We recommended two Master Limited Partnerships "MLPs", Calumet Specialty Products Partners, LP (NASDAQ:CLMT) and Tesoro Logistics, LP (NYSE:TLLP) on August 15th. Both MLPs have lifted in a weak equity market--CLMT from 29.68 to 30.45 and TLLP from 52.28 to 53.20 from their August 14th to their August 27th close or 2.59% and 1.76%, respectively. We are reiterating our positive view on these two MLPs.
The fundamentals for Calumet now are stronger than when we made the case two weeks ago. The Brent to WTI spread has widened out from nil to $6/barrel, and this will help operating margins for their slate of refined products. Additionally, the burden of the EPA mandated purchase of RINs (Renewable Identification Numbers), which equates to a waiver to purchase a gallon of ethanol, has eased. The last year witnessed RIN prices soaring from two cents to over $1.4, and this mandate cost CLMT about $15 million in the second quarter. RIN prices have recently declined to about $0.70 and industry chatter suggests possible EPA relief from this costly environmental fee. The largest factor hurting last quarter's earnings was the outage of the Superior Wisconsin refinery and it is not impacting the current quarter as was expected.

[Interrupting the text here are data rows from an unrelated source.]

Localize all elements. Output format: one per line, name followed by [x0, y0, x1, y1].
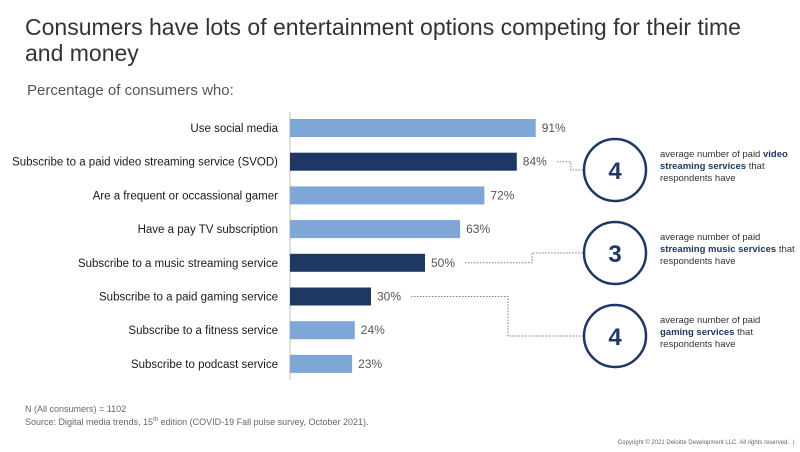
- copyright-notice: Copyright © 2021 Deloitte Development LL…: [618, 440, 794, 446]
- callout-text-run: average number of paid: [660, 232, 760, 243]
- bar: [290, 321, 355, 340]
- callout-text-run: respondents have: [660, 256, 736, 267]
- callout-text-run: respondents have: [660, 173, 736, 184]
- value-label: 72%: [490, 188, 514, 202]
- callout-text-line: streaming services that: [660, 161, 765, 172]
- category-label: Subscribe to a fitness service: [128, 325, 278, 337]
- callout-circle: [582, 137, 648, 203]
- callout-circle: [582, 303, 648, 369]
- callout-number: 4: [608, 158, 622, 185]
- bar: [290, 253, 425, 272]
- callout-connector: [556, 161, 584, 171]
- slide-title: Consumers have lots of entertainment opt…: [25, 14, 741, 66]
- callout-text-line: gaming services that: [660, 327, 753, 338]
- category-label: Subscribe to podcast service: [131, 359, 278, 371]
- callout-text-line: respondents have: [660, 256, 736, 267]
- callout-text-line: respondents have: [660, 339, 736, 350]
- callout-text-run: average number of paid: [660, 315, 760, 326]
- callout-text-line: average number of paid: [660, 315, 760, 326]
- source-suffix: edition (COVID-19 Fall pulse survey, Oct…: [158, 417, 369, 427]
- callout-text-run: that: [746, 161, 765, 172]
- callout-text-emphasis: streaming services: [660, 161, 746, 172]
- callout-circle: [582, 220, 648, 286]
- source-superscript: th: [153, 417, 159, 423]
- chart-subtitle: Percentage of consumers who:: [27, 82, 234, 99]
- value-label: 50%: [431, 256, 455, 270]
- bar: [290, 220, 461, 239]
- category-label: Have a pay TV subscription: [138, 224, 278, 236]
- category-label: Use social media: [190, 123, 278, 135]
- category-label: Subscribe to a paid gaming service: [99, 292, 278, 304]
- value-label: 63%: [466, 222, 490, 236]
- callout-text-line: respondents have: [660, 173, 736, 184]
- callout-text-line: average number of paid: [660, 232, 760, 243]
- category-label: Subscribe to a music streaming service: [78, 258, 278, 270]
- value-label: 23%: [358, 357, 382, 371]
- bar: [290, 287, 371, 306]
- callout-text-emphasis: video: [763, 149, 788, 160]
- callout-number: 3: [608, 241, 621, 268]
- callout-text-line: streaming music services that: [660, 244, 795, 255]
- source-note: Source: Digital media trends, 15th editi…: [25, 415, 369, 428]
- callout-text-run: respondents have: [660, 339, 736, 350]
- bar: [290, 119, 536, 137]
- callout-text-run: that: [776, 244, 795, 255]
- category-label: Subscribe to a paid video streaming serv…: [12, 157, 278, 169]
- footnote: N (All consumers) = 1102 Source: Digital…: [25, 404, 369, 428]
- callout-text-run: average number of paid: [660, 149, 763, 160]
- callout-text-emphasis: gaming services: [660, 327, 734, 338]
- value-label: 91%: [542, 121, 566, 135]
- value-label: 30%: [377, 290, 401, 304]
- copyright-text: Copyright © 2021 Deloitte Development LL…: [617, 440, 790, 446]
- callout-connector: [465, 252, 584, 264]
- callout-text-line: average number of paid video: [660, 149, 788, 160]
- value-label: 84%: [523, 155, 547, 169]
- value-label: 24%: [361, 323, 385, 337]
- callout-text-run: that: [734, 327, 753, 338]
- bar: [290, 186, 485, 205]
- category-label: Are a frequent or occassional gamer: [93, 190, 279, 202]
- bar: [290, 152, 517, 171]
- bar: [290, 354, 353, 373]
- callout-number: 4: [608, 324, 622, 351]
- page-marker: |: [792, 440, 794, 446]
- callout-connector: [411, 296, 584, 337]
- callout-text-emphasis: streaming music services: [660, 244, 776, 255]
- source-prefix: Source: Digital media trends, 15: [25, 417, 154, 427]
- sample-size-note: N (All consumers) = 1102: [25, 404, 127, 414]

The key takeaway is that the widening of the WTI to Brent spread and the decline in RIN prices are improving operating prospects for the quarter and longer term operating prospects since we first published on Calumet. Additionally, the high yield of 8.84% should offer exceptional compensation while we wait for the earnings to rebound in the quarters ahead. Since MLP distributions offer a tax advantaged return of capital-about 80% tax deferred or effectively tax free in the current year-Calumet is an MLP we would continue to add to on weakness.
While Tesoro Logistics has moved positively, it has not enjoyed the improvement in conditions which should lead to better operating metrics that Calumet should experience. We believe its weakness since its May high is because the company stock has seen competitive interest from other high quality logistics or fee based MLPs with strong refinery general partners such as Philips 66 Partners LP (NYSE:PSXP) ($31.10) and MPLX LP the MLP of Marathon Petroleum Corporation (NYSE:MPLX) ($34.80).
The Stock and Bond Market:
While prospects of a U.S. attack on Syria has led to weakness in the stock market it has also led to strength in the bond market with the Ten Year U.S. Treasury having rallied and experiencing a decline in yield from 2.90% to 2.71%. However, yesterday's weakness in housing data as reported in the Case Shiller Index, may suggest that the expected "taper" of the Federal Reserve's bond buying program may not be as assured as Fed watchers had previously believed. If the recent rise in rates from 1.6% to 2.9% is leading to a significant cooling in housing purchases, prospects for the Federal Reserve's highly anticipated "taper" may in fact be diminished or deferred, and this should be a positive for the bond market and MLPs by extension. MLPs are correlated with both the stock and bond market. The recent weeks' equity market weakness and bond market strength offer an opportunity to pick up MLPs on a pullback while their value proposition has improved due to strength in the bond market.
We remain ardent fans of MLPs whose underlying businesses on the whole are quite stable and whose distribution prospects are exceptionally attractive. We use weakness in MLPs, whenever it occurs, as an opportunity to add to positions. MLPs provide safe, predictable, growing and tax advantaged income streams that make them attractive alternatives to both stocks and bonds. We like to use sector or company specific opportunities to add to our MLP portfolios. In this note, we are highlighting company specific reasons to buy Calumet Specialty Products Partners, LP and Tesoro Logistics, LP while the MLP sector has seen weakness, but whose value proposition has improved due to a firming bond market. Over time investors in MLPs can build solid portfolios based on growing income streams from which they should be better able achieve their financial goals than through stocks or bonds.